Programme de rupture
Pur produit du macronisme - il a été élu député en 2017 puis ministre à plusieurs reprises et enfin Premier ministre -, comptable du bilan du président sortant, Gabriel Attal n'en veut pas moins un programme de rupture. En d'autres termes, faire ce qu'Emmanuel Macron n'a pas fait pendant ses deux quinquennats. Il revendique donc un programme « radical » et propose de tout changer, du système de retraites à l'éducation en passant par la feuille de paie pour permettre aux salariés d'aller vers un « droit au brut ». Plusieurs propositions ont déjà été distillées avant la présentation complète du programme à la fin de l'année. « Il faut un programme radical car le monde a changé. Notre radicalité et nos idées sont bonnes pour la France et sont solides car crédibles sur le fond et enfin optimistes », ajoute le normalien.
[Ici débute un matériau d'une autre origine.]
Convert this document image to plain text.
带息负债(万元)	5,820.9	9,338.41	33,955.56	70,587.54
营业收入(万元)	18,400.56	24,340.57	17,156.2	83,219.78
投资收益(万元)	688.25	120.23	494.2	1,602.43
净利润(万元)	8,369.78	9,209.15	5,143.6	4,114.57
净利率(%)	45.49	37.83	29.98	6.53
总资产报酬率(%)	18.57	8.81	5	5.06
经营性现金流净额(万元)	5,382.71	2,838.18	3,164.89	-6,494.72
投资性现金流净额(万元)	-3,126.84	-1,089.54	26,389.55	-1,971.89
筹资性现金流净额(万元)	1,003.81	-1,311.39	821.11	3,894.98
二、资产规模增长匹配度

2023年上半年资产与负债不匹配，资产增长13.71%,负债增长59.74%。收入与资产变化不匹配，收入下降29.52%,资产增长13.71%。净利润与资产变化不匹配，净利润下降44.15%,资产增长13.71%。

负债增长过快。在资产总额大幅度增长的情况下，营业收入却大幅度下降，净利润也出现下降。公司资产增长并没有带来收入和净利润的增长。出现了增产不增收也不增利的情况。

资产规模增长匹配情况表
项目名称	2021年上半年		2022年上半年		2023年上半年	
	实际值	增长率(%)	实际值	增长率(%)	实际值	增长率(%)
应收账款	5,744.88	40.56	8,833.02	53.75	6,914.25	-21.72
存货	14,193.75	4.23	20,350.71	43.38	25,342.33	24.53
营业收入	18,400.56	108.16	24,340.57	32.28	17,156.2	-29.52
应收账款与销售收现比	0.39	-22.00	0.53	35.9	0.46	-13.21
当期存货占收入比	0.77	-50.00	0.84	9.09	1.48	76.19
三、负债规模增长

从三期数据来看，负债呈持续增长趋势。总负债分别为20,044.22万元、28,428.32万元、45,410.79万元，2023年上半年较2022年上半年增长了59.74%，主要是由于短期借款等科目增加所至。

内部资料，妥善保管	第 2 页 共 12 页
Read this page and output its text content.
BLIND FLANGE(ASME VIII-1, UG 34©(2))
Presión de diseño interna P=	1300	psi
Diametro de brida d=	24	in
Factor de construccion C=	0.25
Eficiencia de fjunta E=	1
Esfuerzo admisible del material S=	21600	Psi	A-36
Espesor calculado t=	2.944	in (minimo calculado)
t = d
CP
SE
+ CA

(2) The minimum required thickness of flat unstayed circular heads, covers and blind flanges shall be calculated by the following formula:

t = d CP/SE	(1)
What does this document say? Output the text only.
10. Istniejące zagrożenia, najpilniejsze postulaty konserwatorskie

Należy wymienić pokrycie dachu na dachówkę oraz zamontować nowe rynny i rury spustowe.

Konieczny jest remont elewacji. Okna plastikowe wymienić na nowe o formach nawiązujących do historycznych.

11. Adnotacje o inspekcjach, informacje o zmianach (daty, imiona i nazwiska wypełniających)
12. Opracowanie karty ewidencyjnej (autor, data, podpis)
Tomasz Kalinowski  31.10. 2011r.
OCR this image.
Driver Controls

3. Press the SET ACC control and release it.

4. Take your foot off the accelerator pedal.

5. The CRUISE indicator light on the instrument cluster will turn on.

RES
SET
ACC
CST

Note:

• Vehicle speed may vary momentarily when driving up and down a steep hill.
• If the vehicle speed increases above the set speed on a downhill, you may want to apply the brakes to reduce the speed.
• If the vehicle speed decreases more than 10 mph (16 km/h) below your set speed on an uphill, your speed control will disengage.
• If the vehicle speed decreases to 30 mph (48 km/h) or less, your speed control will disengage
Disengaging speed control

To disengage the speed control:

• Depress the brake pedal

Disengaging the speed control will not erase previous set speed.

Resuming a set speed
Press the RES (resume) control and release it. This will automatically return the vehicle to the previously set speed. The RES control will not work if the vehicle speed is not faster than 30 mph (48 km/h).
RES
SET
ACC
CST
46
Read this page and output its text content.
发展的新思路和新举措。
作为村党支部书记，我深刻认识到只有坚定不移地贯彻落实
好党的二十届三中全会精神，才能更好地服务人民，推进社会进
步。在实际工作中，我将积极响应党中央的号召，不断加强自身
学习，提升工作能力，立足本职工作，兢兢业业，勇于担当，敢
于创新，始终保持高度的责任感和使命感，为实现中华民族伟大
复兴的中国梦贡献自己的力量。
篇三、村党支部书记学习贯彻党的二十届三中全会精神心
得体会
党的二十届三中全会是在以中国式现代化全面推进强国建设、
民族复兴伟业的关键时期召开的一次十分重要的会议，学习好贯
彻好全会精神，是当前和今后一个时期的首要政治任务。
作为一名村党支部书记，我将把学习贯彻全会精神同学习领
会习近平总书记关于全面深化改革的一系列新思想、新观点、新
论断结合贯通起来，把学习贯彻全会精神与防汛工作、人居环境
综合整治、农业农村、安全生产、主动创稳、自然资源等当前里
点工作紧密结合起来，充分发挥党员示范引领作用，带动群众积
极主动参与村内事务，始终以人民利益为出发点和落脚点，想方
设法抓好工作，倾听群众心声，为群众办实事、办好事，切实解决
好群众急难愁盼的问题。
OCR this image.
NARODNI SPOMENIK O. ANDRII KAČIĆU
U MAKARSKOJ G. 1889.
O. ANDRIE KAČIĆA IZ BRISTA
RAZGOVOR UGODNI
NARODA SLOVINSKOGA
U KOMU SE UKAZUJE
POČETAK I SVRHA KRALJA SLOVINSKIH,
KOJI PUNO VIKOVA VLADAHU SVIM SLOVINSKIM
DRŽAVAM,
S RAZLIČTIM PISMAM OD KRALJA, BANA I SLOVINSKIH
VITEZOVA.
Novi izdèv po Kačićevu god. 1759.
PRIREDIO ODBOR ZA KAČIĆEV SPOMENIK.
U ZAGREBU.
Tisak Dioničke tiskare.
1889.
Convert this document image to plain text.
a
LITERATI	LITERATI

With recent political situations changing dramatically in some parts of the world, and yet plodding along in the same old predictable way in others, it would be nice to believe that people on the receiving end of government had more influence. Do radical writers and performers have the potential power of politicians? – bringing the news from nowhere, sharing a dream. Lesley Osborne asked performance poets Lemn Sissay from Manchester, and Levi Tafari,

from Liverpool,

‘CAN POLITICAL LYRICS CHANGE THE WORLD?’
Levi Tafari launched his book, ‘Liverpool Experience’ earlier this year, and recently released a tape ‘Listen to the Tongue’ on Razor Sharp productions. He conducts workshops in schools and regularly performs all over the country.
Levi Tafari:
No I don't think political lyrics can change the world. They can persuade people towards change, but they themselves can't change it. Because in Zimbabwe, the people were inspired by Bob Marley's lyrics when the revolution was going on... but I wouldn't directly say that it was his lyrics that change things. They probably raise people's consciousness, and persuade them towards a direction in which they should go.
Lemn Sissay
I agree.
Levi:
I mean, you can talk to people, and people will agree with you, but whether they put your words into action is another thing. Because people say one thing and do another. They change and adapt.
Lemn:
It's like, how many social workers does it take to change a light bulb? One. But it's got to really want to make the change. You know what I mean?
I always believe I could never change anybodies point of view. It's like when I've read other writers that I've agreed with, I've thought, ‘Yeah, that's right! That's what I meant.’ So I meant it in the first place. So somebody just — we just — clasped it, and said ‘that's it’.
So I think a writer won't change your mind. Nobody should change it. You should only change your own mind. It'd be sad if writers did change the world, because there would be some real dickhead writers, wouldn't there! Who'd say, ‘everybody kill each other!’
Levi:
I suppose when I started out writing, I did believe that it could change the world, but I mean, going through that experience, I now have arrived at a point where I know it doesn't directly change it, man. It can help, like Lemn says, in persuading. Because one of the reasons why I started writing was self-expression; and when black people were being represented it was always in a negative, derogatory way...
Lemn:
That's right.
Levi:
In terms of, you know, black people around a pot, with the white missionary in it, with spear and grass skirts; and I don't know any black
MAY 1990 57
La construction du programme obéit aux classiques d'une campagne présidentielle. Renaissance a mis en place une quarantaine de groupes de travail thématiques sur les politiques publiques, qui réunissent des élus, des représentants d'associations, des experts ou encore des hauts fonctionnaires. Ils sont placés sous la responsabilité de Grégory Guillaume, en charge du pôle « idées » au sein du parti, et de Benjamin Huin Morales. « Dès qu'on est prêt, on soumet nos idées à Gabriel Attal », précise ce dernier.
Double casquette
Son parcours riche de juge au tribunal d'administratif et d'inspecteur des finances d'une part et de maire de l'autre lui est plus qu'utile, assure-t-il. D'un côté, la macro et les grands équilibres, de l'autre, sa traduction sur le terrain. « Cette double casquette me donne une double vision, à la fois macro et très concrète. C'est très important pour moi d'entendre ce que disent les Français sur le terrain. Ce que j'entends au quotidien à Zimmerbach me sert », ajoute Benjamin Huin Morales. L'élu a des sujets de prédilection, comme la réforme territoriale. « A Zimmerbach (Haut-Rhin), ma secrétaire de mairie consacre un tiers de son temps de travail à se repérer dans le labyrinthe des instances administratives qui partagent avec nous un bout de compétences sur des sujets comme l'éducation, l'eau et l'assainissement, la sécurité, la santé, la culture, le logement, l'agriculture », a-t-il confié l'année dernière dans une tribune publiée par « Le Monde ». La réforme territoriale, et plus largement l'efficacité dans l'action publique, est le grand trou dans la raquette du bilan d'Emmanuel Macron. L'inspecteur des finances porte aussi les ambitions du candidat en matière de redressement des finances publiques, alors que les économistes mandatés par Bercy estiment qu'il faudra un effort de 125 milliards d'euros lors du prochain quinquennat pour stabiliser la dette. Il revendique un plan prêt - comme le départ de 100.000 fonctionnaires ou une année blanche sur les prestations sociales en 2028 - quitte à déplaire aux électeurs pour ramener les finances publiques à l'équilibre en dix ans.
DANS LE PROCHAIN EPISODE
Pierre Danon, grand patron et tête pensante de Bruno Retailleau pour la présidentielle Retrouvez tous les épisodes de notre série « Dans la fabrique des programmes présidentiels »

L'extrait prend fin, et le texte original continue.